NWS field offices struggled with vacancies even before Trump took office, but the administration’s early retirement offers didn’t help. Employees weighed “fork” offers or the possibility of being fired after Trump’s much-promised massive reductions in the federal workforce.

“Across the country in National Weather Service Weather Forecast Offices, they lost over 100 probationary employees and almost another 500 that accepted buy-out retirement packages from the Administration to reduce the size of the federal workforce,” Tom Fahy, legislative director for the National Weather Service Employees Organization, said in a statement to NOTUS.

“Losing 600 highly talented NOAA employees has dramatically impacted staffing requirements at Weather Forecast Offices,” he said.

Lutnick tried to reassure other concerned lawmakers at the budget hearing that technology upgrades at NWS would make up for any staffing shortfalls in terms of forecasting accuracy.

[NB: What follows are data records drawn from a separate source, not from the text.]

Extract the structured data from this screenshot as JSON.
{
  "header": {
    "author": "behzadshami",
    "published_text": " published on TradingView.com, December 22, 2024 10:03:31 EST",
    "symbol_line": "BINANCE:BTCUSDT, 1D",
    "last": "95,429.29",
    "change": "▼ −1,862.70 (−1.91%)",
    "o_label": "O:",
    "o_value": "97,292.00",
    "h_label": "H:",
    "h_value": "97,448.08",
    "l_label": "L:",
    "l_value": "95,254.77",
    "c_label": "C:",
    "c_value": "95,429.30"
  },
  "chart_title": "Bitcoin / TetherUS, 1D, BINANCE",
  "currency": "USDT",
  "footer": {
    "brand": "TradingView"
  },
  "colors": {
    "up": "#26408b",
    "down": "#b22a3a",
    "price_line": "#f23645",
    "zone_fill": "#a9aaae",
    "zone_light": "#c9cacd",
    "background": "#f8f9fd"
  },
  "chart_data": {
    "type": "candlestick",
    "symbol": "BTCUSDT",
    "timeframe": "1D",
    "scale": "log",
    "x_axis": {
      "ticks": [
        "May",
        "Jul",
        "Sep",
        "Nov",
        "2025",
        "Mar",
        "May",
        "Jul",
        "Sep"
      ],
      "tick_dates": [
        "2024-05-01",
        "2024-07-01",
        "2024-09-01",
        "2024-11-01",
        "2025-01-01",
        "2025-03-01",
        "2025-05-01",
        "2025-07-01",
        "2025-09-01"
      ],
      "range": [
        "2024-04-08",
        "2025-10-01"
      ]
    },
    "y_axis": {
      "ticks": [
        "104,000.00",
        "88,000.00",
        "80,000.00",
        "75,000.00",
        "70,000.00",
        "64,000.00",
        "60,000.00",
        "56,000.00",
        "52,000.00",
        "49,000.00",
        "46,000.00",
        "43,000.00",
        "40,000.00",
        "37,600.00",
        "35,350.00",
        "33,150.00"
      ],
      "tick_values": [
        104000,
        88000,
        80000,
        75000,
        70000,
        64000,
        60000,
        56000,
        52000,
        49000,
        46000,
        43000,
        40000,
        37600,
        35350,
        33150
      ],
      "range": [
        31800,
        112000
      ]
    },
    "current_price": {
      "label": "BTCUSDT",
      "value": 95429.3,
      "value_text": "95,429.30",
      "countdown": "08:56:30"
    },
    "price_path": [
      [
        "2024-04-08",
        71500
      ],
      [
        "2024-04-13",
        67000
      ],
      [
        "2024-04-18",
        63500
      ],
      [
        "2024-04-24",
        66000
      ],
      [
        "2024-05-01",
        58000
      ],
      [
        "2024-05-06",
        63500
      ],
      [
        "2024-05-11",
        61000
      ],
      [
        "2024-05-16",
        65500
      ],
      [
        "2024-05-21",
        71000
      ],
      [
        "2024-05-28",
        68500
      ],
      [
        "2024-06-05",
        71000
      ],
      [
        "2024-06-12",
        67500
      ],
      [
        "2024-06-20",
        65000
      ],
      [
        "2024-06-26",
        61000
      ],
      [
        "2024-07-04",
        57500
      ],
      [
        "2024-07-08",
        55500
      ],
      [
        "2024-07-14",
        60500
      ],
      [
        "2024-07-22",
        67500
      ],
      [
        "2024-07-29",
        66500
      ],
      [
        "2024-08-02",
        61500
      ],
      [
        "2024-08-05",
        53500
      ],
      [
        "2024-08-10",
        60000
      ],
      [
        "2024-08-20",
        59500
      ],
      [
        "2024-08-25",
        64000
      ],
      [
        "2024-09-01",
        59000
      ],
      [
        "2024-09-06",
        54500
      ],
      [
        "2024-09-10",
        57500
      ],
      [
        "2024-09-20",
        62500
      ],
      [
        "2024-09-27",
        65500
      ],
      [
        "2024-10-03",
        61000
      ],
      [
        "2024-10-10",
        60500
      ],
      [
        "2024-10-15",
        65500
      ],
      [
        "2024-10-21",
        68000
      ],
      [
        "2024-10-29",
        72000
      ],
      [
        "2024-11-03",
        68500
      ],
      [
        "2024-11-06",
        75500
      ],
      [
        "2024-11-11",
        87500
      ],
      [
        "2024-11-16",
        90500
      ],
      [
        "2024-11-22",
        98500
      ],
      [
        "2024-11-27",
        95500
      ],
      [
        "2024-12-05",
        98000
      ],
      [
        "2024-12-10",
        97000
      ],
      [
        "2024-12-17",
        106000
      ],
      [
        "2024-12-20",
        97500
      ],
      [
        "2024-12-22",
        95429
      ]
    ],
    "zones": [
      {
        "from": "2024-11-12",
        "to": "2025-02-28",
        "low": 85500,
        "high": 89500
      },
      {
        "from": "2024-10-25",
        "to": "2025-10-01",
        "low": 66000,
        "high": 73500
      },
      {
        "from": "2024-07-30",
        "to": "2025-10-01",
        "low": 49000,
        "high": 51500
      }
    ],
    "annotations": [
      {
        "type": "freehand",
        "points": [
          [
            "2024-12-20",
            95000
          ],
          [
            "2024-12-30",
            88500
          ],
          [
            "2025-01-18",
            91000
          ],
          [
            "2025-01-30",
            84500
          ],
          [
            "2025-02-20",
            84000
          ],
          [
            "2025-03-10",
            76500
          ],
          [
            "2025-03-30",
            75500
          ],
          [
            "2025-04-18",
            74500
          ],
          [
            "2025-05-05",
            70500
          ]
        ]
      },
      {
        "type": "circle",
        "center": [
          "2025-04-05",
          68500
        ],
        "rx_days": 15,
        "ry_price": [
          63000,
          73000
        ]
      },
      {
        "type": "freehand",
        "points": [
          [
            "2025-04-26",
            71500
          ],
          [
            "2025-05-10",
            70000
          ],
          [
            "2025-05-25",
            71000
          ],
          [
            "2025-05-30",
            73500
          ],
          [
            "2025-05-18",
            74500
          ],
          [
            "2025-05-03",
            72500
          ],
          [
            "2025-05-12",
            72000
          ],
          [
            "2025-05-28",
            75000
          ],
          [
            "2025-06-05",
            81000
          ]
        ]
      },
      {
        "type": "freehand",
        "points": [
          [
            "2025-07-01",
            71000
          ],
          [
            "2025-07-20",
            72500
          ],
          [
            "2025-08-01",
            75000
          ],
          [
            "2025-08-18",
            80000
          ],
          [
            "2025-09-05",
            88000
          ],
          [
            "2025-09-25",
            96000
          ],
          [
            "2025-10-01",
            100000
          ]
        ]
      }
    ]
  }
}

A former congressional affairs director for NWS, John Sokich, told NOTUS that technology upgrades are indeed overdue at the agency, as Lutnick argued. Given how much easier data collection and sharing are in the internet age, more typical forecasting could be automated, and then individual field office staffing could be adjusted accordingly, he said.

But he added an important caveat: “It needs to be done deliberately, not with a hand grenade. You need to design it, test it and implement it.”

He acknowledged that NWS has contingency plans to move around remaining staff to provide enough coverage when hurricanes are expected — but said that NWS’ promised rehirings need to happen soon.

“If they don’t get those new people on board, and we have a few hurricanes making landfall, staff is going to get burned out,” he told NOTUS. “That’s the challenge they’re going to be facing.”

Emily Kennard and Claire Heddles are NOTUS reporters and Allbritton Journalism Institute fellows.